中小企業では事業承継による経営者の交替によって、同業他社との競争力が激化し売上減少などに伴う、業績悪化が起こる可能性が少なからずあります。なぜならば経営者は長年その事業を営んでおり、その実績と信用をもとに取引を継続してくれている業者が多いからです。
事業承継による経営者の交代を契機に売上減少、債務超過に伴う業績悪化を最小限に留め、経営の安定化を図るためにも将来を予測することはとても重要な作業と言えます。

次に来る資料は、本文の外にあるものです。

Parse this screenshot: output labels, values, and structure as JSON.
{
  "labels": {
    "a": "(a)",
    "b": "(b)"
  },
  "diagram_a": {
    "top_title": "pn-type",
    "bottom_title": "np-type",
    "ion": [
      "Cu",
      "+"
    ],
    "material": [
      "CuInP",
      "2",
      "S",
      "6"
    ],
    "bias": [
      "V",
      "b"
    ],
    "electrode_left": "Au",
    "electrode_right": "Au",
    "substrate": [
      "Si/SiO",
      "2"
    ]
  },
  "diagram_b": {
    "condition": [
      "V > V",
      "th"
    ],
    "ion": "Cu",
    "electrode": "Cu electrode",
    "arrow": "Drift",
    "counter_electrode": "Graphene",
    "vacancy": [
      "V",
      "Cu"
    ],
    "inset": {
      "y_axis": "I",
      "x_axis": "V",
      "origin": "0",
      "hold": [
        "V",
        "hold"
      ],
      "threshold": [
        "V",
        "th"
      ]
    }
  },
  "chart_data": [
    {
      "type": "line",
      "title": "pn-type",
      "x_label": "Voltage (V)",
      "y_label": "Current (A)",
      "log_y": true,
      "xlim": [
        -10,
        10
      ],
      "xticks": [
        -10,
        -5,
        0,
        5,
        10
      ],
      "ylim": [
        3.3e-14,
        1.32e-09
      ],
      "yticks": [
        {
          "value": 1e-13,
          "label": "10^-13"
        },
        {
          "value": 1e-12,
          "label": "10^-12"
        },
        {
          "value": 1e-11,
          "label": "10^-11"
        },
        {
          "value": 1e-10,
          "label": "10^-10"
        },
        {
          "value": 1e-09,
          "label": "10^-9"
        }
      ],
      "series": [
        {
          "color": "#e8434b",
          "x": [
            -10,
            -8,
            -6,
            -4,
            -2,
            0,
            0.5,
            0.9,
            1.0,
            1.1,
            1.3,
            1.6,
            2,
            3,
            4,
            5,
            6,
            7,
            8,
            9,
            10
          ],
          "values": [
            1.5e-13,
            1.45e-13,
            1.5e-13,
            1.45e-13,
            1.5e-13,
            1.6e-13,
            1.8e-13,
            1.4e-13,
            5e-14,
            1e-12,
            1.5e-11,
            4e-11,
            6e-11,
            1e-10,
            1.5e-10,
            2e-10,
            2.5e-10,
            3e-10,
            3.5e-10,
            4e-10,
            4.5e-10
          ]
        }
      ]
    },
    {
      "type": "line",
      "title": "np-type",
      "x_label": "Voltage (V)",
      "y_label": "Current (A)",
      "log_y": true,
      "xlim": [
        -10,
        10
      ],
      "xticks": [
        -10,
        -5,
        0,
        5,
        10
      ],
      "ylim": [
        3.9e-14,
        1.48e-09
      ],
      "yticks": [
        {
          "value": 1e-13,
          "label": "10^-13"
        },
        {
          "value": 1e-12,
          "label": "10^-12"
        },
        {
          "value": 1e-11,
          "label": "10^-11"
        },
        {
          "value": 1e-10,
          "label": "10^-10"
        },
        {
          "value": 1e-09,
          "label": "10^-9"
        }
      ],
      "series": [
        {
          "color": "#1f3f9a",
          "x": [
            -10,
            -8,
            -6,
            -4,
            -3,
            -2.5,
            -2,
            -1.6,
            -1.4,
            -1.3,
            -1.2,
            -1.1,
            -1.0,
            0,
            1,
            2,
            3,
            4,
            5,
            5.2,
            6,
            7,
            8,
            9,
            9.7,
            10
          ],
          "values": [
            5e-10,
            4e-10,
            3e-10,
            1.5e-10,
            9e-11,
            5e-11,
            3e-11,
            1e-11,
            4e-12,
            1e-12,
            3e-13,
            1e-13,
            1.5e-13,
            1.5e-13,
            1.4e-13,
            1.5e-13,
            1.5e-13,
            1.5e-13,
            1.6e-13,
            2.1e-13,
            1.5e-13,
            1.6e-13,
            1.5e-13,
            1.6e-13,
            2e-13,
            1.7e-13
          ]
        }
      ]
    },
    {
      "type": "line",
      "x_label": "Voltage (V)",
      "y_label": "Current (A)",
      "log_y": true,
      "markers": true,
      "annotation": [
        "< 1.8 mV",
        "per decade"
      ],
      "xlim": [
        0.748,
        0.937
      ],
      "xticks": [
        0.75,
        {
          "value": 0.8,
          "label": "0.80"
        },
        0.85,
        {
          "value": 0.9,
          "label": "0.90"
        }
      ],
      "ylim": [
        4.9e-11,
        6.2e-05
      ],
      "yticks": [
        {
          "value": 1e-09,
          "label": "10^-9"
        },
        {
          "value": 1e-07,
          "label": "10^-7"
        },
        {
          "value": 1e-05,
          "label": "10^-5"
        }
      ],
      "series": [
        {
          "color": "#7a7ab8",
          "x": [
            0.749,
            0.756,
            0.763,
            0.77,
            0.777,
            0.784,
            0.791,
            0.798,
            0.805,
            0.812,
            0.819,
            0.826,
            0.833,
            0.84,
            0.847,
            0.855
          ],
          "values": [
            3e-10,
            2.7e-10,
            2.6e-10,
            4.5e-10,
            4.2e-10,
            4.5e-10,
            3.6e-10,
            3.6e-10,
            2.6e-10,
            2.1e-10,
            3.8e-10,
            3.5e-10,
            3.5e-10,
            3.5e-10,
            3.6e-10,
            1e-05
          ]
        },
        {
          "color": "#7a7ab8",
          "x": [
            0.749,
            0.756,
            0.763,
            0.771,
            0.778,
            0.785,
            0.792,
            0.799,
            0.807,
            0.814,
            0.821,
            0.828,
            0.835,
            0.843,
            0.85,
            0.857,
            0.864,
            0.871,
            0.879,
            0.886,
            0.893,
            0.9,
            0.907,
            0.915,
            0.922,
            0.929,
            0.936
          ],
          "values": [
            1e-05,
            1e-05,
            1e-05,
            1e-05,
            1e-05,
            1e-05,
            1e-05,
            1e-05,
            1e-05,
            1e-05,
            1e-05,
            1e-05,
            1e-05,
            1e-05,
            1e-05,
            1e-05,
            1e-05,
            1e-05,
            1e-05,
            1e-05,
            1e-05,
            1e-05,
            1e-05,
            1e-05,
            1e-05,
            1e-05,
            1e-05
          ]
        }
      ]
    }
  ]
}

経営者の相続の開始は、事業(会社)においてはすなわち「株式の承継」を意味します。 現在、株式の承継に関する法律や税制が整いつつあることから「株式の承継」は事業承継対策のポイントと言えます。
中小企業では経営者の土地建物を賃貸借している場合が多々ありますので、その権利関係を明確にする意味でも、所有者名義の土地建物の保有状況を把握することが求められます。
負債額が資産額を上回っていると事業承継後、後継者は大きな負担を抱えることになります。また経営者が保証人になっている場合や物上保証人の場合も同様です。このような事態を避けるためにも負債についてもしっかりとした現況把握が必要です。
後継者候補のリストアップは一般的に、【1.親族内】【2.社内】【3.外部】の順番でおこなわれます。ここでは経営に対する意欲や能力、年齢、従業員をまとめる統率力、柔軟性などを判断材料にし、後継者候補のリストアップを行っていきます。
相続に伴う後継者及び法定相続人、それらに関係する者による紛争を避けるためにも人間関係の調整や紛争予防に向けた対策が必要になるでしょう。
中小企業の事業承継問題は株式の承継がメインとなります。 株式が分散し、経営権が分散すると後継者の経営意欲の減退の要因にもつながりますし、企業経営の安定性を脅かす要因にもなりえます。
相続税の納付は物納や、延納制度といった納付制度がありますが原則、現金での納付となります。 ですから生前より、課税対象となる相続財産の特定や相続税額の計算をあらかじめ行い、納税資金の確保をしておくことがとても重要になってきます。